Fünf Tage nach dem Tod von Mahsa Amini nahm Hadis Najafi, ein TikTok-Enthusiast in den Zwanzigern, während eines Protests eine Videobotschaft auf. „Ich hoffe, dass ich in ein paar Jahren, wenn ich zurückblicke, froh sein werde, dass sich alles zum Besseren gewendet hat“, sagte sie angeblich. Stunden später wurde ihr in den Kopf geschossen. Sarina Esmailzadeh, eine sechzehnjährige Videobloggerin, postete kürzlich: „Ich denke immer, warum musste ich im Iran geboren werden?“ Berichten zufolge wurde sie während einer Kundgebung in Karaj zu Tode geprügelt; die Regierung behauptete, auch sie sei von einem Dach gesprungen. Die neuen Todesfälle haben noch mehr Wut ausgelöst – und mehr Beerdigungen.
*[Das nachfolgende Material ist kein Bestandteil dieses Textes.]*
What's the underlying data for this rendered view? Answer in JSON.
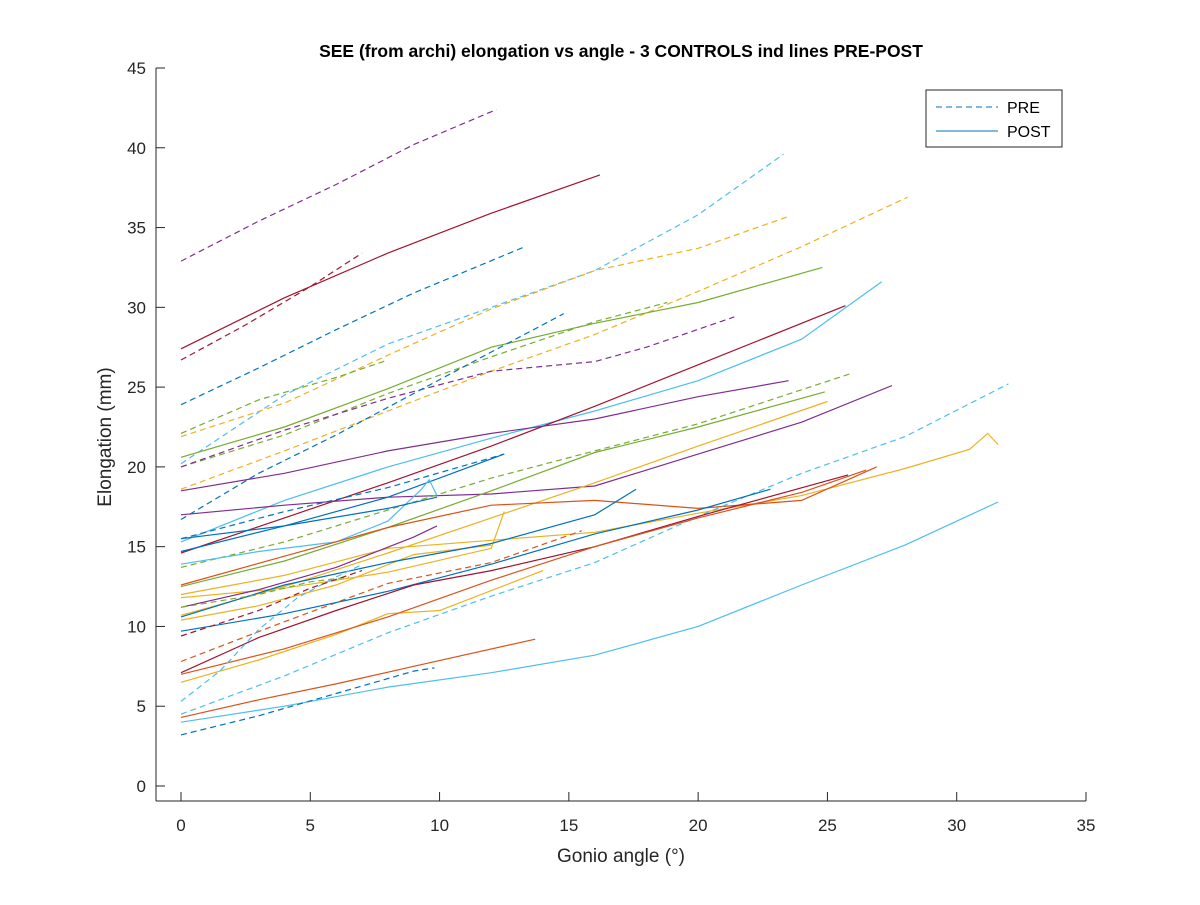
{
  "chart_data": {
    "type": "line",
    "title": "SEE (from archi) elongation vs angle - 3 CONTROLS ind lines PRE-POST",
    "xlabel": "Gonio angle (°)",
    "ylabel": "Elongation (mm)",
    "xlim": [
      0,
      35
    ],
    "ylim": [
      0,
      45
    ],
    "xticks": [
      0,
      5,
      10,
      15,
      20,
      25,
      30,
      35
    ],
    "yticks": [
      0,
      5,
      10,
      15,
      20,
      25,
      30,
      35,
      40,
      45
    ],
    "grid": false,
    "legend_position": "top-right",
    "legend": [
      {
        "label": "PRE",
        "style": "dashed",
        "color": "#0072BD"
      },
      {
        "label": "POST",
        "style": "solid",
        "color": "#0072BD"
      }
    ],
    "series": [
      {
        "color": "#7E2F8E",
        "style": "dashed",
        "points": [
          [
            0,
            32.9
          ],
          [
            3,
            35.4
          ],
          [
            6,
            37.7
          ],
          [
            9,
            40.2
          ],
          [
            12.2,
            42.4
          ]
        ]
      },
      {
        "color": "#A2142F",
        "style": "solid",
        "points": [
          [
            0,
            27.4
          ],
          [
            4,
            30.6
          ],
          [
            8,
            33.4
          ],
          [
            12,
            35.9
          ],
          [
            16.2,
            38.3
          ]
        ]
      },
      {
        "color": "#A2142F",
        "style": "dashed",
        "points": [
          [
            0,
            26.7
          ],
          [
            2.5,
            28.9
          ],
          [
            5,
            31.3
          ],
          [
            7,
            33.4
          ]
        ]
      },
      {
        "color": "#0072BD",
        "style": "dashed",
        "points": [
          [
            0,
            23.9
          ],
          [
            3,
            26.2
          ],
          [
            6,
            28.6
          ],
          [
            9,
            30.9
          ],
          [
            13.3,
            33.8
          ]
        ]
      },
      {
        "color": "#4DBEEE",
        "style": "dashed",
        "points": [
          [
            0,
            20.2
          ],
          [
            4,
            24.5
          ],
          [
            8,
            27.7
          ],
          [
            12,
            30.0
          ],
          [
            16,
            32.3
          ],
          [
            20,
            35.8
          ],
          [
            23.3,
            39.6
          ]
        ]
      },
      {
        "color": "#EDB120",
        "style": "dashed",
        "points": [
          [
            0,
            21.9
          ],
          [
            4,
            24.0
          ],
          [
            8,
            27.0
          ],
          [
            12,
            29.9
          ],
          [
            16,
            32.3
          ],
          [
            20,
            33.7
          ],
          [
            23.5,
            35.7
          ]
        ]
      },
      {
        "color": "#EDB120",
        "style": "dashed",
        "points": [
          [
            0,
            18.6
          ],
          [
            4,
            21.0
          ],
          [
            8,
            23.5
          ],
          [
            12,
            26.0
          ],
          [
            16,
            28.3
          ],
          [
            20,
            31.0
          ],
          [
            24,
            33.8
          ],
          [
            28.1,
            36.9
          ]
        ]
      },
      {
        "color": "#77AC30",
        "style": "dashed",
        "points": [
          [
            0,
            22.1
          ],
          [
            3,
            24.2
          ],
          [
            6,
            25.6
          ],
          [
            8,
            26.7
          ]
        ]
      },
      {
        "color": "#77AC30",
        "style": "dashed",
        "points": [
          [
            0,
            20.0
          ],
          [
            4,
            22.0
          ],
          [
            8,
            24.6
          ],
          [
            12,
            26.9
          ],
          [
            16,
            29.1
          ],
          [
            18.8,
            30.3
          ]
        ]
      },
      {
        "color": "#77AC30",
        "style": "solid",
        "points": [
          [
            0,
            20.6
          ],
          [
            4,
            22.5
          ],
          [
            8,
            24.9
          ],
          [
            12,
            27.5
          ],
          [
            16,
            29.0
          ],
          [
            20,
            30.3
          ],
          [
            24.8,
            32.5
          ]
        ]
      },
      {
        "color": "#7E2F8E",
        "style": "dashed",
        "points": [
          [
            0,
            20.0
          ],
          [
            4,
            22.3
          ],
          [
            8,
            24.3
          ],
          [
            12,
            26.0
          ],
          [
            16,
            26.6
          ],
          [
            18,
            27.5
          ],
          [
            21.4,
            29.4
          ]
        ]
      },
      {
        "color": "#0072BD",
        "style": "dashed",
        "points": [
          [
            0,
            16.7
          ],
          [
            3,
            19.6
          ],
          [
            6,
            22.0
          ],
          [
            9,
            24.6
          ],
          [
            12,
            27.2
          ],
          [
            14.8,
            29.6
          ]
        ]
      },
      {
        "color": "#4DBEEE",
        "style": "solid",
        "points": [
          [
            0,
            15.3
          ],
          [
            4,
            17.9
          ],
          [
            8,
            20.0
          ],
          [
            12,
            21.8
          ],
          [
            16,
            23.5
          ],
          [
            20,
            25.4
          ],
          [
            24,
            28.0
          ],
          [
            27.1,
            31.6
          ]
        ]
      },
      {
        "color": "#A2142F",
        "style": "solid",
        "points": [
          [
            0,
            14.6
          ],
          [
            4,
            16.8
          ],
          [
            8,
            19.0
          ],
          [
            12,
            21.3
          ],
          [
            16,
            23.8
          ],
          [
            20,
            26.4
          ],
          [
            25.7,
            30.1
          ]
        ]
      },
      {
        "color": "#7E2F8E",
        "style": "solid",
        "points": [
          [
            0,
            18.5
          ],
          [
            4,
            19.6
          ],
          [
            8,
            21.0
          ],
          [
            12,
            22.1
          ],
          [
            16,
            23.0
          ],
          [
            20,
            24.4
          ],
          [
            23.5,
            25.4
          ]
        ]
      },
      {
        "color": "#7E2F8E",
        "style": "solid",
        "points": [
          [
            0,
            17.0
          ],
          [
            4,
            17.6
          ],
          [
            8,
            18.1
          ],
          [
            12,
            18.3
          ],
          [
            16,
            18.8
          ],
          [
            20,
            20.8
          ],
          [
            24,
            22.8
          ],
          [
            27.5,
            25.1
          ]
        ]
      },
      {
        "color": "#77AC30",
        "style": "dashed",
        "points": [
          [
            0,
            13.7
          ],
          [
            4,
            15.3
          ],
          [
            8,
            17.3
          ],
          [
            12,
            19.3
          ],
          [
            16,
            21.0
          ],
          [
            20,
            22.7
          ],
          [
            26,
            25.9
          ]
        ]
      },
      {
        "color": "#77AC30",
        "style": "solid",
        "points": [
          [
            0,
            12.5
          ],
          [
            4,
            14.1
          ],
          [
            8,
            16.2
          ],
          [
            12,
            18.5
          ],
          [
            16,
            20.9
          ],
          [
            20,
            22.5
          ],
          [
            24.9,
            24.7
          ]
        ]
      },
      {
        "color": "#EDB120",
        "style": "solid",
        "points": [
          [
            0,
            10.7
          ],
          [
            4,
            12.5
          ],
          [
            8,
            14.6
          ],
          [
            12,
            16.8
          ],
          [
            16,
            19.0
          ],
          [
            20,
            21.3
          ],
          [
            25,
            24.1
          ]
        ]
      },
      {
        "color": "#0072BD",
        "style": "solid",
        "points": [
          [
            0,
            14.7
          ],
          [
            4,
            16.3
          ],
          [
            8,
            18.1
          ],
          [
            12.5,
            20.8
          ]
        ]
      },
      {
        "color": "#0072BD",
        "style": "dashed",
        "points": [
          [
            0,
            15.5
          ],
          [
            4,
            17.2
          ],
          [
            8,
            18.7
          ],
          [
            12.5,
            20.8
          ]
        ]
      },
      {
        "color": "#4DBEEE",
        "style": "solid",
        "points": [
          [
            0,
            13.9
          ],
          [
            3,
            14.7
          ],
          [
            6,
            15.3
          ],
          [
            8,
            16.6
          ],
          [
            9.3,
            18.6
          ],
          [
            9.6,
            19.2
          ],
          [
            9.9,
            18.2
          ]
        ]
      },
      {
        "color": "#0072BD",
        "style": "solid",
        "points": [
          [
            0,
            15.5
          ],
          [
            4,
            16.3
          ],
          [
            8,
            17.4
          ],
          [
            9.9,
            18.1
          ]
        ]
      },
      {
        "color": "#EDB120",
        "style": "solid",
        "points": [
          [
            0,
            12.0
          ],
          [
            4,
            13.2
          ],
          [
            8,
            14.9
          ],
          [
            12,
            15.4
          ],
          [
            16,
            15.9
          ],
          [
            20,
            17.1
          ],
          [
            24,
            18.2
          ],
          [
            28,
            19.9
          ],
          [
            30.5,
            21.1
          ],
          [
            31.2,
            22.1
          ],
          [
            31.6,
            21.4
          ]
        ]
      },
      {
        "color": "#D95319",
        "style": "solid",
        "points": [
          [
            0,
            12.6
          ],
          [
            4,
            14.4
          ],
          [
            8,
            16.2
          ],
          [
            12,
            17.6
          ],
          [
            16,
            17.9
          ],
          [
            20,
            17.4
          ],
          [
            24,
            17.9
          ],
          [
            26.9,
            20.0
          ]
        ]
      },
      {
        "color": "#4DBEEE",
        "style": "dashed",
        "points": [
          [
            0,
            4.5
          ],
          [
            4,
            6.9
          ],
          [
            8,
            9.6
          ],
          [
            12,
            11.9
          ],
          [
            16,
            14.0
          ],
          [
            20,
            16.9
          ],
          [
            24,
            19.6
          ],
          [
            28,
            21.9
          ],
          [
            32,
            25.2
          ]
        ]
      },
      {
        "color": "#D95319",
        "style": "dashed",
        "points": [
          [
            0,
            7.8
          ],
          [
            4,
            10.3
          ],
          [
            8,
            12.7
          ],
          [
            12,
            14.0
          ],
          [
            15.5,
            16.0
          ]
        ]
      },
      {
        "color": "#EDB120",
        "style": "solid",
        "points": [
          [
            0,
            11.8
          ],
          [
            4,
            12.4
          ],
          [
            8,
            13.4
          ],
          [
            12,
            14.9
          ],
          [
            12.5,
            17.2
          ]
        ]
      },
      {
        "color": "#EDB120",
        "style": "solid",
        "points": [
          [
            0,
            10.4
          ],
          [
            3,
            11.3
          ],
          [
            6,
            12.6
          ],
          [
            9,
            14.5
          ],
          [
            12,
            15.1
          ]
        ]
      },
      {
        "color": "#0072BD",
        "style": "solid",
        "points": [
          [
            0,
            9.7
          ],
          [
            4,
            10.8
          ],
          [
            8,
            12.2
          ],
          [
            12,
            13.9
          ],
          [
            16,
            15.8
          ],
          [
            20,
            17.3
          ],
          [
            22.8,
            18.6
          ]
        ]
      },
      {
        "color": "#0072BD",
        "style": "solid",
        "points": [
          [
            0,
            10.6
          ],
          [
            4,
            12.6
          ],
          [
            8,
            14.0
          ],
          [
            12,
            15.2
          ],
          [
            16,
            17.0
          ],
          [
            17.6,
            18.6
          ]
        ]
      },
      {
        "color": "#7E2F8E",
        "style": "solid",
        "points": [
          [
            0,
            11.2
          ],
          [
            3,
            12.3
          ],
          [
            6,
            13.7
          ],
          [
            9,
            15.6
          ],
          [
            9.9,
            16.3
          ]
        ]
      },
      {
        "color": "#A2142F",
        "style": "solid",
        "points": [
          [
            0,
            7.1
          ],
          [
            3,
            9.3
          ],
          [
            6,
            11.0
          ],
          [
            9,
            12.6
          ],
          [
            12,
            13.5
          ],
          [
            16,
            15.0
          ],
          [
            20,
            16.9
          ],
          [
            25.8,
            19.5
          ]
        ]
      },
      {
        "color": "#EDB120",
        "style": "solid",
        "points": [
          [
            0,
            6.5
          ],
          [
            3,
            7.9
          ],
          [
            6,
            9.5
          ],
          [
            8,
            10.8
          ],
          [
            10,
            11.0
          ],
          [
            14,
            13.5
          ]
        ]
      },
      {
        "color": "#D95319",
        "style": "solid",
        "points": [
          [
            0,
            7.0
          ],
          [
            4,
            8.6
          ],
          [
            8,
            10.6
          ],
          [
            12,
            12.9
          ],
          [
            16,
            15.0
          ],
          [
            20,
            16.8
          ],
          [
            24,
            18.4
          ],
          [
            26.5,
            19.8
          ]
        ]
      },
      {
        "color": "#4DBEEE",
        "style": "dashed",
        "points": [
          [
            0,
            5.3
          ],
          [
            1.5,
            7.2
          ],
          [
            3,
            9.8
          ],
          [
            4.5,
            11.8
          ],
          [
            6,
            13.1
          ],
          [
            6.9,
            13.8
          ]
        ]
      },
      {
        "color": "#77AC30",
        "style": "dashed",
        "points": [
          [
            0,
            11.2
          ],
          [
            3,
            12.0
          ],
          [
            5,
            12.8
          ],
          [
            6.5,
            13.1
          ]
        ]
      },
      {
        "color": "#A2142F",
        "style": "dashed",
        "points": [
          [
            0,
            9.4
          ],
          [
            3,
            11.0
          ],
          [
            5,
            12.4
          ],
          [
            7,
            13.5
          ]
        ]
      },
      {
        "color": "#D95319",
        "style": "solid",
        "points": [
          [
            0,
            4.3
          ],
          [
            3,
            5.4
          ],
          [
            6,
            6.4
          ],
          [
            9,
            7.5
          ],
          [
            13.7,
            9.2
          ]
        ]
      },
      {
        "color": "#4DBEEE",
        "style": "solid",
        "points": [
          [
            0,
            4.0
          ],
          [
            4,
            5.0
          ],
          [
            8,
            6.2
          ],
          [
            12,
            7.1
          ],
          [
            16,
            8.2
          ],
          [
            20,
            10.0
          ],
          [
            24,
            12.6
          ],
          [
            28,
            15.1
          ],
          [
            31.6,
            17.8
          ]
        ]
      },
      {
        "color": "#0072BD",
        "style": "dashed",
        "points": [
          [
            0,
            3.2
          ],
          [
            3,
            4.4
          ],
          [
            6,
            5.8
          ],
          [
            9,
            7.2
          ],
          [
            9.8,
            7.4
          ]
        ]
      }
    ]
  }
}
Um die Demonstrationen einzudämmen, haben die Behörden sogar Frauen ins Visier genommen, die einst treue Anhänger der Revolution waren, darunter Faezeh Hashemi, eine ehemalige Parlamentsabgeordnete und Tochter des ehemaligen Präsidenten Hashemi Rafsanjani, die wegen „Anstiftung zu Unruhen“ festgenommen wurde.

Frauen und Mädchen schneiden sich auch ihre langen Locken – und posten Videos davon in den sozialen Medien – als Akt des Trotzes. „Das Haareschneiden von Frauen ist eine alte persische Tradition, die auch in „The Shahnameh“, der im Iran geborenen Essayistin Shara Atashi, zu finden ist getwittert, das sich auf ein literarisches Meisterwerk bezieht, das vor einem Jahrtausend vom persischen Dichter Ferdowsi geschrieben wurde. „Der Moment, auf den wir gewartet haben, ist gekommen. Politik, die von Poesie angetrieben wird.“ Die Schauspielerinnen Marion Cotillard und Juliette Binoche posteten Fotos, die sich zur Unterstützung der iranischen Frauen die Haare schneiden. Auf Instagram forderte Angelina Jolie Irans Frauen auf, weiterzumachen. „Respekt vor den mutigen, trotzigen, furchtlosen Frauen des Iran“, schrieb sie. „All diejenigen, die jahrzehntelang überlebt und Widerstand geleistet haben, diejenigen, die heute auf die Straße gehen, und Masha Amini und alle jungen Iraner wie sie.“ Balenciaga, das Modehaus, getwittert„Wir stehen mit allen iranischen Frauen in Erinnerung an Mahsa“ über einem kahlen Schwarz-Weiß-Bild, auf dem auf Englisch und Farsi „Woman Life Freedom“ stand.